Перед ним не мужчина – женщина, на чьей плоти лежал кошмарный запрет следовать природе. Вдобавок, кто бы это ни сотворил, он не подумал о том, чтобы провести еще одну операцию – по сращиванию толстенных пальцев птичьих ступней.
«Господи, тот же порок развития!» – выстрелила в голове Харинова мысль.
– Ты чужак. – Женщина, которой, судя по намечавшимся морщинам, не так давно перевалило за тридцать, не утверждала и не спрашивала, а констатировала очевидное.
– Я мужчина. Харинов. Боря.
Нелепое упоминание о том, что он мужчина, привело женщину в замешательство. Подошли остальные – три девушки с такими же обеспокоенными глазами и тем же уродством ног. Только лица, их невероятные и чистые лица говорили о том, что Леонардо да Винчи написал не всех красоток.
– Ты помощник Саргула? – неожиданно спросила женщина.
Харинов увидел, как они напряглись. Будь рядом Ева, она бы подсказала правильный ответ, но она осталась в храме, вместе со своими очками задаваки и Линой, и потому пришлось отвечать наобум.
– Ну-у, как сказать… – А сказать хоть что-нибудь было нужно. Харинов торопливо оглянулся на дверь предбанника. Ни движения. – Да, Саргул – мой босс. Это же ничего? Я могу уволиться, если что.
Пауза затянулась, а потом женщина сказала:
– Тогда мы поможем тебе, чужак.
Его, опешившего и напрягшего разом все мышцы, подхватили под руки и потащили в конец зала.
В какой-то момент в разуме Харинова всплыл вопрос: почему эти недоженщины были здесь, а не отправились в храм?
На глаза попались четыре тазика с замоченной одеждой, настолько грязной, что можно было предположить, что ее владельцы катались по углям после особо удачной шутки. Вероятно, незапланированная служба в храме в некотором роде объявила воскресенье, а в воскресенье полагалось отдыхать и поклоняться. А еще ни один храм не потерпел бы грязного прихожанина. Или служба все-таки была запланированной?
– Где твоя птица, чужак? – спросила женщина.
Дверь предбанника позади открылась, и Харинова прошиб холодный пот, хоть кругом и стояла влажная духота.
– Птица? – переспросил он с тревожным недоумением. – Какая еще птица? Мы приплыли. Никаких птиц.

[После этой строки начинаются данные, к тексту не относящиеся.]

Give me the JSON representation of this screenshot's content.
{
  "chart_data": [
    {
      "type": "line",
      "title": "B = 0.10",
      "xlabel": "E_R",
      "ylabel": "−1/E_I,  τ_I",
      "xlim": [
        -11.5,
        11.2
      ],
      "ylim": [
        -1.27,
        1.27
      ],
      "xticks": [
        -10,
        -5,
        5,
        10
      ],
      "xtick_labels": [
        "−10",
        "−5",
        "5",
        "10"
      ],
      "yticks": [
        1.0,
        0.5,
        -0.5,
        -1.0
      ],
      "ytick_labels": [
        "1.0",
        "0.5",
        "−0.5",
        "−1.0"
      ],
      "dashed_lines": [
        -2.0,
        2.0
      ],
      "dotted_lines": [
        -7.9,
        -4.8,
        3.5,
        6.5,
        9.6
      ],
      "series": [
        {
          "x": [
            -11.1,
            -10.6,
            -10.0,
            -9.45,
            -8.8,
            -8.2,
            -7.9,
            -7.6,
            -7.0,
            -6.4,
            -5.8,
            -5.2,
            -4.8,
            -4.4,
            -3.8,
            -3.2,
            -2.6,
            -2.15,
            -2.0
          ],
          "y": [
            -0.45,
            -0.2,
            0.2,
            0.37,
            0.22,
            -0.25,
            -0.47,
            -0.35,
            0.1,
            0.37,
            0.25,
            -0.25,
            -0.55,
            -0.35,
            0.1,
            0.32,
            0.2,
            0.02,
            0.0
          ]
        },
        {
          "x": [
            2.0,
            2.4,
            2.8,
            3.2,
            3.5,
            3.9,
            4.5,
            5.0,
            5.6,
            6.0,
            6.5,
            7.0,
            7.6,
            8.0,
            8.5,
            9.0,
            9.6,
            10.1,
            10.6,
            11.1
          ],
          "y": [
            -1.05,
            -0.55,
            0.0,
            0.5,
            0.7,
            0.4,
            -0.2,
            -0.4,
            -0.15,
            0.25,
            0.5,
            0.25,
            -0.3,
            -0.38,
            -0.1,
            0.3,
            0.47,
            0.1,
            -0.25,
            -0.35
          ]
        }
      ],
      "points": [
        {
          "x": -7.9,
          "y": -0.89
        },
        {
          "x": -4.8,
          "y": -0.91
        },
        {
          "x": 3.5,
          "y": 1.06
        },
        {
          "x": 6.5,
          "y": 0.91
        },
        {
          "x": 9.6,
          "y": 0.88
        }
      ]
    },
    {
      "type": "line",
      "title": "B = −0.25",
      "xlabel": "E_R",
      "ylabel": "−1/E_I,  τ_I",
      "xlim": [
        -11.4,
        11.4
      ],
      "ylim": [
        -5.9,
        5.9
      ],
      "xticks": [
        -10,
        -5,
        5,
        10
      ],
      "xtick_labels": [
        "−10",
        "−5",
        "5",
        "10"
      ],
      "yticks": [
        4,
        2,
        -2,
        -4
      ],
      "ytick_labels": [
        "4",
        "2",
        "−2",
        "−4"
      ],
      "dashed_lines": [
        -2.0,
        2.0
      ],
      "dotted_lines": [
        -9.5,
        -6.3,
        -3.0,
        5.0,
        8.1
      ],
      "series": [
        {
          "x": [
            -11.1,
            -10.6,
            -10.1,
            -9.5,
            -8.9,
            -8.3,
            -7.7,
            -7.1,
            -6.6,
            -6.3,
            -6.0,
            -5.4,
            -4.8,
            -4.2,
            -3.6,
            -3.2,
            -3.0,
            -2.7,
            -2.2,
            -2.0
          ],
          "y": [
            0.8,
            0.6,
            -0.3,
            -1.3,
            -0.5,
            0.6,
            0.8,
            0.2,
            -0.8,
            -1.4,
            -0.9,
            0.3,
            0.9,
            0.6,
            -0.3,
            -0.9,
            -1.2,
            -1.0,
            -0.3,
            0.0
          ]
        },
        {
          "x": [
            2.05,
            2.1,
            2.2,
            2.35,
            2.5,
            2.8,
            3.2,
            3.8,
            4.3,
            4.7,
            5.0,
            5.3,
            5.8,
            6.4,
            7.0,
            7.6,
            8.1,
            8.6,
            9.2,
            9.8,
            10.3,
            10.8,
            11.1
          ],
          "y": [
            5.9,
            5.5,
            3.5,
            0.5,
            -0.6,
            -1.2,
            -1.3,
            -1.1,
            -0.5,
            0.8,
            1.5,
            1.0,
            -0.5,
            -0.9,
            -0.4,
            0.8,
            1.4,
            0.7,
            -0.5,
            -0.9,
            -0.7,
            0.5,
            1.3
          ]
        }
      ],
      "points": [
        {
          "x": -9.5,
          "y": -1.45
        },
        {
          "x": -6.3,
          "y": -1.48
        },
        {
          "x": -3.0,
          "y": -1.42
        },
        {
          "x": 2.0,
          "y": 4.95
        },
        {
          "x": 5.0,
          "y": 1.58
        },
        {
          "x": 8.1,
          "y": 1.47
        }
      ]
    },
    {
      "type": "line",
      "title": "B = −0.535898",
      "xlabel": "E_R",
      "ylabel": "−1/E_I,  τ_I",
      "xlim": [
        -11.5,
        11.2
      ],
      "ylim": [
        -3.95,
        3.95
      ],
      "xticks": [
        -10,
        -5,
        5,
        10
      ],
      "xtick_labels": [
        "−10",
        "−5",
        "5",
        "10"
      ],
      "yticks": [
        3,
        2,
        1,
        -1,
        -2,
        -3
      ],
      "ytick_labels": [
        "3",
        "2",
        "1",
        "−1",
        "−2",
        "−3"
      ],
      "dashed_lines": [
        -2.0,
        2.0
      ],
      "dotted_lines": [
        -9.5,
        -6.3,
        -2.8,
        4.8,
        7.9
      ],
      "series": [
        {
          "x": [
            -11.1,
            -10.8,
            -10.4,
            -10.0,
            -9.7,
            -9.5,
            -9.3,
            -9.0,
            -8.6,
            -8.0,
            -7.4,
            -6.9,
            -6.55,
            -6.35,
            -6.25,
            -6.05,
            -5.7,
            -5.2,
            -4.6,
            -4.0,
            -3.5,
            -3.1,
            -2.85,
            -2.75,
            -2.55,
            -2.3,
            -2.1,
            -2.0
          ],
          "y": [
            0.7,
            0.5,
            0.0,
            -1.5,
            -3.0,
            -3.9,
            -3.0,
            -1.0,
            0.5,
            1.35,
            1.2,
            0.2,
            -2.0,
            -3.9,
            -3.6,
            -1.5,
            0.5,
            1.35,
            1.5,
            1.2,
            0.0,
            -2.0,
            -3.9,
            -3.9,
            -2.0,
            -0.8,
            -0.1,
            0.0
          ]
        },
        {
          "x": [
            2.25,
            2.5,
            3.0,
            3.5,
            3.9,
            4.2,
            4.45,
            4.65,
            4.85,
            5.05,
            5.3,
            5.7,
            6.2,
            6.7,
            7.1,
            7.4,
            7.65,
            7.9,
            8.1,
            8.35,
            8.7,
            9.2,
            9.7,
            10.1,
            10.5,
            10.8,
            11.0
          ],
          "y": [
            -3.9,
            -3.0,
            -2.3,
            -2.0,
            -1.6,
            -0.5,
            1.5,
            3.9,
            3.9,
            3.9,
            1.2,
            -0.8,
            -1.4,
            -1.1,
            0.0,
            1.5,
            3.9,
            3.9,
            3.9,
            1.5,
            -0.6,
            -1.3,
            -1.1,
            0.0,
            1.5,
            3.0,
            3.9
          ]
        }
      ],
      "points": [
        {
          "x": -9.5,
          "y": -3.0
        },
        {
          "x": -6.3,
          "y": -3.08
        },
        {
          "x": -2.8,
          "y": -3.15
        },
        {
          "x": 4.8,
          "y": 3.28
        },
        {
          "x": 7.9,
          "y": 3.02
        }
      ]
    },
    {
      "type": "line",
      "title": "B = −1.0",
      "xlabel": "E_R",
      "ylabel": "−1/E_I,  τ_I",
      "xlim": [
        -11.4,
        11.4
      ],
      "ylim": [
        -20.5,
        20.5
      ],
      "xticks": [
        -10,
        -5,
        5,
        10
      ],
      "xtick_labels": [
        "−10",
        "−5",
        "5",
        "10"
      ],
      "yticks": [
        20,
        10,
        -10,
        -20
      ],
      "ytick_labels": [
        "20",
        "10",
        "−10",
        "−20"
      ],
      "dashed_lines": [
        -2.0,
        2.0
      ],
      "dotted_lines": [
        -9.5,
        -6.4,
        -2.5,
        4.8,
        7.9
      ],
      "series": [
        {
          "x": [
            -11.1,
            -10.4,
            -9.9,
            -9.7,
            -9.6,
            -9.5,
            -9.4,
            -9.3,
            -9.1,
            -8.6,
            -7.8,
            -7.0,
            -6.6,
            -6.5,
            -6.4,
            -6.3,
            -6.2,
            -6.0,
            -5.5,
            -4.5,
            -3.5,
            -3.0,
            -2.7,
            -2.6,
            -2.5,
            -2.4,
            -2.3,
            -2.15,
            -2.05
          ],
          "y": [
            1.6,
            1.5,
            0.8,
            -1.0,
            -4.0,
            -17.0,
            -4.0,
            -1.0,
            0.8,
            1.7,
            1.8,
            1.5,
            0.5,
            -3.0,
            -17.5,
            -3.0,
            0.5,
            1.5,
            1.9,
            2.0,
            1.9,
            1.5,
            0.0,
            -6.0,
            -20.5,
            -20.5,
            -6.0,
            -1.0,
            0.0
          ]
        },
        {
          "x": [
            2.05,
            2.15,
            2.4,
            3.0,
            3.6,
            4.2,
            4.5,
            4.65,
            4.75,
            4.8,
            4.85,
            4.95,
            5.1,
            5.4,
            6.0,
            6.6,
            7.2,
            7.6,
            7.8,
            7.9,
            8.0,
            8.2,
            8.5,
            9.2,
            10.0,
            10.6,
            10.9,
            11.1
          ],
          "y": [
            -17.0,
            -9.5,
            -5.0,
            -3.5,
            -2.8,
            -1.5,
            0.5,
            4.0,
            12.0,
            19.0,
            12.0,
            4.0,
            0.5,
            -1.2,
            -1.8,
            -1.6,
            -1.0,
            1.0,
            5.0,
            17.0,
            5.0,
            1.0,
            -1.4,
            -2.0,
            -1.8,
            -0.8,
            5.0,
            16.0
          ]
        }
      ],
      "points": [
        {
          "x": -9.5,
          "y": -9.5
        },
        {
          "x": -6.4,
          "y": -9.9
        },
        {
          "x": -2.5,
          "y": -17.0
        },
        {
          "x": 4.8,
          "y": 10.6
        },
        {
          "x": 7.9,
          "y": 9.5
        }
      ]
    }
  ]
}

Может быть, рыбы?
– Песок или камни?
– Что?
– Отмель или черные скалы? Где находится лодка? Быстрее!
– Отмель. Отмель! Мы – на отмели!
Выход находился перед носом, и Харинов уже было потянул за ручку законопаченной двери, но его удержали чьи-то сильные пальцы.
– Беги на север, до скважины, оттуда направо, вдоль багульника. – Говорила женщина быстро, ежесекундно оглядываясь. – Увидишь черные камни, ведущие к воде, будто поземка, беги дальше. Так доберешься до отмели.
Харинов ощутил себя непроходимым тупицей.
– А где север? – спросил он, открывая дверь. Изумрудный хвойный мир резанул по глазам.
– Прямо. – Следующий вопрос женщина предугадала сама: – Багульник – сиреневые цветки на кустах.
Наконец его отпустили, и Харинов выбежал наружу, вновь оказавшись в царстве лесных теней и хвои.
За спиной из сужавшейся щели между дверью и косяком донесся дрожащий голос:
– Призови Саргула, чужак. Пусть сожжет эту проклятую землю.
Дверь еще какое-то время оставалась открытой, но Харинов ничего не ответил, и она закрылась.